Pakistan caught again in nuclear smuggling activity
The country that became a nuclear weapons and ballistic missile power through theft and subterfuge despite barely having any base in science and technology has once again been caught in the act with the indictment in the US of five Pakistanis associated with a Rawalpindi-based front company called “Business World” on charges of smuggling American technology for Pakistan’s nuclear and missile program.
According to the US Justice Department, the five men, based in Canada, Hong Kong, and United Kingdom, “operated an international procurement network of front companies that existed to acquire US-origin goods for the Advanced Engineering Research Organization (AERO) and the Pakistan Atomic Energy Commission (PAEC), and to cause those goods to be exported from the United States to the entities without export licenses in violation of federals law.”
“The defendants smuggled US origin goods to entities that have been designated for years as threats to US national security for their ties to Pakistan’s weapons programs,” US Assistant Attorney General for National Security John C Demers, said in statement, adding, “This indictment … stands as an example of the kind of deceptive behavior US businesses need to watch out for in designing appropriate export control and sanctions compliance programs.”
The five indicted men were named as Muhammad Kamran Wali (Kamran), 41, of Pakistan; Muhammad Ahsan Wali (Ahsan), 48, and Haji Wali Muhammad Sheikh (Haji), 82, both of Mississauga, Ontario, Canada; Ashraf Khan Muhammad (Khan) of Hong Kong; and Ahmed Waheed (Waheed), 52, of Ilford, Essex, United Kingdom.
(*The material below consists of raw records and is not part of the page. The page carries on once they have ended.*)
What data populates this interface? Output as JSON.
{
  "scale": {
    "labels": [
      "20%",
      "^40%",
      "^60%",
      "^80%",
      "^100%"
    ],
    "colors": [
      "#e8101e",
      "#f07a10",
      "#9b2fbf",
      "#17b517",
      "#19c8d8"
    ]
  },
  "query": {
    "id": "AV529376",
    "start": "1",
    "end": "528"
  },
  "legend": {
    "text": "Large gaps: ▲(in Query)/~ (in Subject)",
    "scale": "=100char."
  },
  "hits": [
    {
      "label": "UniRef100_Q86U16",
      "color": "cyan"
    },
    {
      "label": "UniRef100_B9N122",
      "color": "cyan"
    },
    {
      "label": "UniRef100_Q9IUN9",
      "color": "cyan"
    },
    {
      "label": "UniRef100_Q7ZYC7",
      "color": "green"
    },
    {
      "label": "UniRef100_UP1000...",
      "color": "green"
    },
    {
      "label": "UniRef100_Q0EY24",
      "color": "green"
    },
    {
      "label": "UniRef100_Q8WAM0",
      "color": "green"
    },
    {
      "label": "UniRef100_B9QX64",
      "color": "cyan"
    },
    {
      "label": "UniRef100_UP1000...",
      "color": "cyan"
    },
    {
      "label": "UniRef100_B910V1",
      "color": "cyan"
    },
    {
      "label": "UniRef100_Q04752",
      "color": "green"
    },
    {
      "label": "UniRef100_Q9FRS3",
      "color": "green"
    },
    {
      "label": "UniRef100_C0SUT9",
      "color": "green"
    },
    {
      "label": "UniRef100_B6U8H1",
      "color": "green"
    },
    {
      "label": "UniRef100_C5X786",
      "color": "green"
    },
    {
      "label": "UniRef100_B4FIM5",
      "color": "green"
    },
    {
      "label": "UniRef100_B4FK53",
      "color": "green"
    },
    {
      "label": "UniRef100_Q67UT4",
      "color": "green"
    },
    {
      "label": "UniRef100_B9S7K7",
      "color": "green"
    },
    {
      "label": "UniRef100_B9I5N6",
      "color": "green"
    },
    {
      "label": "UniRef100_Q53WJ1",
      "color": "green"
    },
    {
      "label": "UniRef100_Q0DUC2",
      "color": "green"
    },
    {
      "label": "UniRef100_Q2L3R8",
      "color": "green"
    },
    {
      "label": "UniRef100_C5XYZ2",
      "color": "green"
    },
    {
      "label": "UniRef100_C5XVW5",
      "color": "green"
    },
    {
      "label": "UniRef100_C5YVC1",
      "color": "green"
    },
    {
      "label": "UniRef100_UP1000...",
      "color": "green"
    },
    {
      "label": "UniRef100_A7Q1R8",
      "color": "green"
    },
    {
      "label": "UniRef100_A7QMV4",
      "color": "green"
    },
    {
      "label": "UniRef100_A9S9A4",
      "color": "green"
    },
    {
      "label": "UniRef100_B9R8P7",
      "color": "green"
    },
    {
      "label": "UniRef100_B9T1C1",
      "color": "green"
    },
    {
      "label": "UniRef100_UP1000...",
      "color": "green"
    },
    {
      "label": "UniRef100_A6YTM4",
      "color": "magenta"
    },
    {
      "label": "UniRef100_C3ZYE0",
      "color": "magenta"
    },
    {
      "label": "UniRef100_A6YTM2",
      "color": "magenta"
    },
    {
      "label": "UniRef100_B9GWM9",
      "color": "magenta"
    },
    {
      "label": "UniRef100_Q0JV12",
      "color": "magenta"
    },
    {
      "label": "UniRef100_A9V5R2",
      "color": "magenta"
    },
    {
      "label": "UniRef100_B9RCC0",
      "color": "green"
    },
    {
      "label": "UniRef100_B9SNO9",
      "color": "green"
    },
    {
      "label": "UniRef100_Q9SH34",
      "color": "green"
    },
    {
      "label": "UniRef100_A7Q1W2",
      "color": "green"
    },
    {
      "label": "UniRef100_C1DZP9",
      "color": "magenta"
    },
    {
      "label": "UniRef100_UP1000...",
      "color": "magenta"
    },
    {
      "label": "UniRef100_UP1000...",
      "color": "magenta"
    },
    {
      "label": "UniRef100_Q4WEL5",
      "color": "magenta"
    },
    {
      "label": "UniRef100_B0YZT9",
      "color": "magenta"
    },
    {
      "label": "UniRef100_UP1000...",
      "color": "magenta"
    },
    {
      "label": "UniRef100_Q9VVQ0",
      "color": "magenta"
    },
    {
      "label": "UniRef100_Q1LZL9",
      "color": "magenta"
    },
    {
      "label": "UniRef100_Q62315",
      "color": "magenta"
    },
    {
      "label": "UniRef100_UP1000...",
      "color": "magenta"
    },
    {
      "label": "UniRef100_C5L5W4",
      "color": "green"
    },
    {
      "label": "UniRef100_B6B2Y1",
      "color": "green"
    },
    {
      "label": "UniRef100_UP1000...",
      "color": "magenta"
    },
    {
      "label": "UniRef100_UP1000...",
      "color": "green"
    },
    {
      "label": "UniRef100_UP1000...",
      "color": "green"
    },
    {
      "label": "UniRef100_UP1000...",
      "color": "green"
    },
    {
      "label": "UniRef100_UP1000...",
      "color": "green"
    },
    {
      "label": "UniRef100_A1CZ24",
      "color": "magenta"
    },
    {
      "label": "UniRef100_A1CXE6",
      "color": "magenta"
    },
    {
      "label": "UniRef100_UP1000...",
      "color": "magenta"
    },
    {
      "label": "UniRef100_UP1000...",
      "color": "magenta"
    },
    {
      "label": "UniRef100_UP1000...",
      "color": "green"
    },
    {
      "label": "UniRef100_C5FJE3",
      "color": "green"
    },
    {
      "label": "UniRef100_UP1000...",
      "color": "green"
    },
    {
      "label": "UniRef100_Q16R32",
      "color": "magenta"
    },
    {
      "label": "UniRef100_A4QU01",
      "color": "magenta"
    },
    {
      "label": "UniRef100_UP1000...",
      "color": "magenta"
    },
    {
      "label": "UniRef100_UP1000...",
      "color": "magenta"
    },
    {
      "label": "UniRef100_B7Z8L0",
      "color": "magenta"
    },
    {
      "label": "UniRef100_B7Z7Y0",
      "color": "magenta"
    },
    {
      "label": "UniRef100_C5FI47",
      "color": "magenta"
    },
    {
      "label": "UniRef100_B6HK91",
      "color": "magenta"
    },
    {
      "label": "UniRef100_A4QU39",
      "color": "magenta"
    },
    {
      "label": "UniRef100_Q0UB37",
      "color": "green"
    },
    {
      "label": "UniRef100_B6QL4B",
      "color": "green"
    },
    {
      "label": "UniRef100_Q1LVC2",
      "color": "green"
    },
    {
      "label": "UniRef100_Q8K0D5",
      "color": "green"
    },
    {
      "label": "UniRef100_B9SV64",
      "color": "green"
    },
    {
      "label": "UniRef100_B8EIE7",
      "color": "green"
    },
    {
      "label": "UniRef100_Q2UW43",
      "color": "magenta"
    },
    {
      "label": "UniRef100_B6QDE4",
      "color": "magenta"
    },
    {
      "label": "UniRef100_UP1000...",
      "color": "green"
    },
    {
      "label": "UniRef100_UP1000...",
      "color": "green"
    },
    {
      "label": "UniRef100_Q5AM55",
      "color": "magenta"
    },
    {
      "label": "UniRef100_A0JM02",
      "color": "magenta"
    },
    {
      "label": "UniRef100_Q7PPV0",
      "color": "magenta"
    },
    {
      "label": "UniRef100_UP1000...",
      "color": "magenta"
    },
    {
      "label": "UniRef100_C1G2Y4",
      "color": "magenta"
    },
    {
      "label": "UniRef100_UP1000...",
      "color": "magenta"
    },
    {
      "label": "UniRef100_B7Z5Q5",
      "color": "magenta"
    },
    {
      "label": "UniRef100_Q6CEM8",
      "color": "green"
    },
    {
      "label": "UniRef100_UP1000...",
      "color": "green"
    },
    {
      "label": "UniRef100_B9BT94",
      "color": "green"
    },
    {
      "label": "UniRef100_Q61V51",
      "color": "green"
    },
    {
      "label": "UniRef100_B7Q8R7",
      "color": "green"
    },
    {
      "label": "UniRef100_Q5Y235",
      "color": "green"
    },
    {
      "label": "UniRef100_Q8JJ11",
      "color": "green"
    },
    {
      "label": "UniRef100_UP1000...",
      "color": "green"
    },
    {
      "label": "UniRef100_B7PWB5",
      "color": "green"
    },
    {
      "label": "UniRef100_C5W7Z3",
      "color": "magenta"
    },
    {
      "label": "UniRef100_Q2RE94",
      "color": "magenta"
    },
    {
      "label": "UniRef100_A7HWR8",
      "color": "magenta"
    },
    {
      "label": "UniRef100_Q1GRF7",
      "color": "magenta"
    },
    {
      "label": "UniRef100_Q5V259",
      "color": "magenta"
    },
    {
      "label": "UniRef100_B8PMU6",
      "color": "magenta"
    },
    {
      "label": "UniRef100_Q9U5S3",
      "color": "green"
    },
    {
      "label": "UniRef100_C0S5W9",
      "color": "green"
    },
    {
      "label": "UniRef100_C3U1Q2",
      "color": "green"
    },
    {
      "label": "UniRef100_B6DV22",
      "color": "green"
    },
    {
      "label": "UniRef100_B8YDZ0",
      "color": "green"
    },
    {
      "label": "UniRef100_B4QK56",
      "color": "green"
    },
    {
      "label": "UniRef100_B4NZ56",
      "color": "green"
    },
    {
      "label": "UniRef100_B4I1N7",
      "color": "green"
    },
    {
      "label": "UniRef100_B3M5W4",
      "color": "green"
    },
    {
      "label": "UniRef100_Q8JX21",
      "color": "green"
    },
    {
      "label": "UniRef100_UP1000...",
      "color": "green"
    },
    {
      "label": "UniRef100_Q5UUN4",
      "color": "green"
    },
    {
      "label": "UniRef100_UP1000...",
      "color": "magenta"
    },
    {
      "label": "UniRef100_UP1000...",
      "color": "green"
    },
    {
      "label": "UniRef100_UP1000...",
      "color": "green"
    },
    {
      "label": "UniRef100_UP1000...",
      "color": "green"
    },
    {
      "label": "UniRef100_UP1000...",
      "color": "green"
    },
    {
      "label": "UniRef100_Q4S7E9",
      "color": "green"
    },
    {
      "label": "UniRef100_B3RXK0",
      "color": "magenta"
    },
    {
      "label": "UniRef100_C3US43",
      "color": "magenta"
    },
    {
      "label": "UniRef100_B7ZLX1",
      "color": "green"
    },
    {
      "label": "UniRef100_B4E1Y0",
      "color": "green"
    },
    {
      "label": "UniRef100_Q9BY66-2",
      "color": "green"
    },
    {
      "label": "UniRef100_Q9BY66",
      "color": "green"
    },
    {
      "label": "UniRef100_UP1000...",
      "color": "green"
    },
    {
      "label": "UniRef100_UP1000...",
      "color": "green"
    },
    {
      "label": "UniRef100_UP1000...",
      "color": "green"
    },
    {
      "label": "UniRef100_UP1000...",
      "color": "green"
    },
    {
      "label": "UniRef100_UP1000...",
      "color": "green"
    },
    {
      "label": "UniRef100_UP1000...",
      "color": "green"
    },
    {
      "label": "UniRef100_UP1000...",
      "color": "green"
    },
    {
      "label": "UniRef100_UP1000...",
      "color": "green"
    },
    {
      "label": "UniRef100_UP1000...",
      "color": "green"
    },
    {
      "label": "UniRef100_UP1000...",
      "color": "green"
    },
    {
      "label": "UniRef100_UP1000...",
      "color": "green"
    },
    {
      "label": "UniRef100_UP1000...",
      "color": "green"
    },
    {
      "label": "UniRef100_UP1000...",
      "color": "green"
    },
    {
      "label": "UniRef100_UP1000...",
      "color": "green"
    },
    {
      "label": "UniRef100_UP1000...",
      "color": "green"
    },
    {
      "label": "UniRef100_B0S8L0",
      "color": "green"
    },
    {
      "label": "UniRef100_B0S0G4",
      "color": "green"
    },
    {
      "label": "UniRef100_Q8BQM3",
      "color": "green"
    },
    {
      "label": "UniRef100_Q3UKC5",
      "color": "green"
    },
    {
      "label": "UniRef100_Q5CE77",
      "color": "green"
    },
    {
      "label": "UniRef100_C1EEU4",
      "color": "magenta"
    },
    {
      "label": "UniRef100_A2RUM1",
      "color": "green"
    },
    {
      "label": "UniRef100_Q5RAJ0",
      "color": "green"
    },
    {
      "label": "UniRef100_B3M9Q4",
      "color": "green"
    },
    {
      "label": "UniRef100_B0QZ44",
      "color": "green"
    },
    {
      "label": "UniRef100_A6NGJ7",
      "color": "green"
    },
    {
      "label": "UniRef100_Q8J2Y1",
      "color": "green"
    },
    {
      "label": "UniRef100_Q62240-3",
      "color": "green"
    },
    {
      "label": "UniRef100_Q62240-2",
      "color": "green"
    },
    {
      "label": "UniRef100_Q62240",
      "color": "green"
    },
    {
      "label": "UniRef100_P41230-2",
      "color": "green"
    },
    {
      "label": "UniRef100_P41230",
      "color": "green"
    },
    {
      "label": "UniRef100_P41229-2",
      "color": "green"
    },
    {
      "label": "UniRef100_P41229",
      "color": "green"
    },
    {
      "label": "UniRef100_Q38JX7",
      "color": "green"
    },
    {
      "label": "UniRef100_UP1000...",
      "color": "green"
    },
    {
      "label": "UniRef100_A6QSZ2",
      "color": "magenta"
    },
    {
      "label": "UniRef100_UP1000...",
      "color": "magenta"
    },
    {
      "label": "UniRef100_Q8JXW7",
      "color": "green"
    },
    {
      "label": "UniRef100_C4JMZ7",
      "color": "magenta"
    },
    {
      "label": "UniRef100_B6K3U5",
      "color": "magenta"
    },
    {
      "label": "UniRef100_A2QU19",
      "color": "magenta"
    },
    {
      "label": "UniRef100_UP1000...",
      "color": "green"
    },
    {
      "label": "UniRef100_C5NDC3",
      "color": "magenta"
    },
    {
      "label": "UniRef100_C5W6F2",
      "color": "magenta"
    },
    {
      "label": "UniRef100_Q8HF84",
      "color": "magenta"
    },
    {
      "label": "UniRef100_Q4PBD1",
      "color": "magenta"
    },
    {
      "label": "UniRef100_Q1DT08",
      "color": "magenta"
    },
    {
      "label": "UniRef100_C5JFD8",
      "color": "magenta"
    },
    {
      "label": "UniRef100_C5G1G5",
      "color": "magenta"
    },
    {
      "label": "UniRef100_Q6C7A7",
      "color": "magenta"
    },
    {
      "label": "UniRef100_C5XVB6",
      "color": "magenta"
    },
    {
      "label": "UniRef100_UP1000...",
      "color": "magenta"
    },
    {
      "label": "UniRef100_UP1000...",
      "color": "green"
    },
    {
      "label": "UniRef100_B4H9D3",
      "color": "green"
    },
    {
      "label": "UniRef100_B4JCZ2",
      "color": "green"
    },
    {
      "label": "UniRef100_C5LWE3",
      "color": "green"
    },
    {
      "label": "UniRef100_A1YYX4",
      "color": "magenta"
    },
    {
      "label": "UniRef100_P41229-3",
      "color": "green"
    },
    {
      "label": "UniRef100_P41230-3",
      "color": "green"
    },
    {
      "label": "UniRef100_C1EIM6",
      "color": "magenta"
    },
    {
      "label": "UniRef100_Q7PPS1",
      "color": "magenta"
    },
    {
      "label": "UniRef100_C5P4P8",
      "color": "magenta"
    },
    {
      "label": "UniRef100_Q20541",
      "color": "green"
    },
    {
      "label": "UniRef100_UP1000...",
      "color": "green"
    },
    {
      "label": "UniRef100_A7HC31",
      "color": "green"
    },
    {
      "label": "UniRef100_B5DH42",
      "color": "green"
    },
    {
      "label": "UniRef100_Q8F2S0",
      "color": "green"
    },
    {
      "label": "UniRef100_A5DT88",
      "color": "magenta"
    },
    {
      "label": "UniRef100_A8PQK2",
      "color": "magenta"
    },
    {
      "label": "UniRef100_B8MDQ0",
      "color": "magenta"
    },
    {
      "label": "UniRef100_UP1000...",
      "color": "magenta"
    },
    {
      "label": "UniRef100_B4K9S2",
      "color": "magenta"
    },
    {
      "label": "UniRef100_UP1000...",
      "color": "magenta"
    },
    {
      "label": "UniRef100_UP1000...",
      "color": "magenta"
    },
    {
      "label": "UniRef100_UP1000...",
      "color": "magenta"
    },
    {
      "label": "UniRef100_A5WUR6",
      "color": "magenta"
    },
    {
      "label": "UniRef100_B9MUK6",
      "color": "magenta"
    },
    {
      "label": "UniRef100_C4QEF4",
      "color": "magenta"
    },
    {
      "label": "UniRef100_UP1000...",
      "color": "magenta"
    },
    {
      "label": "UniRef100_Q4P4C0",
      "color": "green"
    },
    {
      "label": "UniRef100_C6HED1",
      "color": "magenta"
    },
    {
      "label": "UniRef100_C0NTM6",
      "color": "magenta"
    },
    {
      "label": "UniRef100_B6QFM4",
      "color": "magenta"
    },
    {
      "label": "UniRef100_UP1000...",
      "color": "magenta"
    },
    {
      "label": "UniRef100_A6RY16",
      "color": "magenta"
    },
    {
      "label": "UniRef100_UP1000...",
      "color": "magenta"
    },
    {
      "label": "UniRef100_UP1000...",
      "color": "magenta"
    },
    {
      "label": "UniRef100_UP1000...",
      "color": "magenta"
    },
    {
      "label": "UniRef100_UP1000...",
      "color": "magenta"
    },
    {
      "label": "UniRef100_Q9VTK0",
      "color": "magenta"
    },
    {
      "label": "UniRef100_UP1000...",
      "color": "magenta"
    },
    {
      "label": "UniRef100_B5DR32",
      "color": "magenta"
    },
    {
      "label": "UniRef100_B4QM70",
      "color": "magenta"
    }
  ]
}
They are charged with conspiracy to violate the International Emergency Economic Powers Act and the Export Control Reform Act.
Significantly, the US statement indicated that the busting of the Pakistani smuggling ring also has a security bearing on India. “The alleged behavior of these five individuals presented more than a violation of US export laws, it posed a potential threat to the national security interests of the United States and to the delicate balance of power among nations within the region,” said Jason Molina, Acting Special Agent in Charge, Homeland Security Investigations, adding, “HSI’s Counterproliferation group proactively works investigations into US import-export licensing laws violations because of the threat it can pose to our national security.”
According to the Justice Department press release, both AERO and PAEC were on the Commerce Department’s Entity List, which imposes export license requirements for organizations whose activities are found to be contrary to US national security or foreign policy interests. PAEC was added to the Entity List in 1998. AERO was added to the Entity List in 2014, after the US Government found that it had used intermediaries and front companies to procure items for use in Pakistan’s cruise missile and strategic UAV programs.
According to the indictment, the defendants, none of whom have been apprehended so far, attempted to conceal the true destinations in Pakistan of the US-origin goods by using the conspirators’ network of front companies as the supposed purchasers and end users of the goods and as the apparent source of payments for the goods, even though the goods were ultimately received in Pakistan and paid for by AERO or PAEC.
The defendants caused the US companies to file export documents that falsely identified the Ultimate Consignees of the shipments as entities other than AERO and PAEC, without ever applying for or obtaining an export license from the Department of Commerce authorizing the exports to AERO or PAEC in Pakistan. The indictment identified 38 separate exports from the US that the defendants caused, involving 29 different companies from around the country.
It was exactly 16 years ago to this month when Pakistan was caught in a nuclear smuggling and proliferation scandal involving AQ Khan, a metallurgist whose theft of centrifuge designs from a Dutch company called Urenco largely enabled Pakistan to develop the atomic bomb in the 1980s. Pakistan subsequently sold and bartered the technology to North Korea with China’s help to develop ballistic missiles, even as Khan hawked nuclear wares to Libya and Iran.
Although Khan said Pakistan’s military establishment was fully in on his proliferation activities, the country’s then President and military strongman Pervez Musharraf, now in exile and disgrace, forced him to fall on the sword, and “pardoned” him for his infractions to escape American wrath.
Pakistan eventually got away lightly, and going by the latest indictment, it never stopped its illicit quest to make its nuclear arsenal more lethal.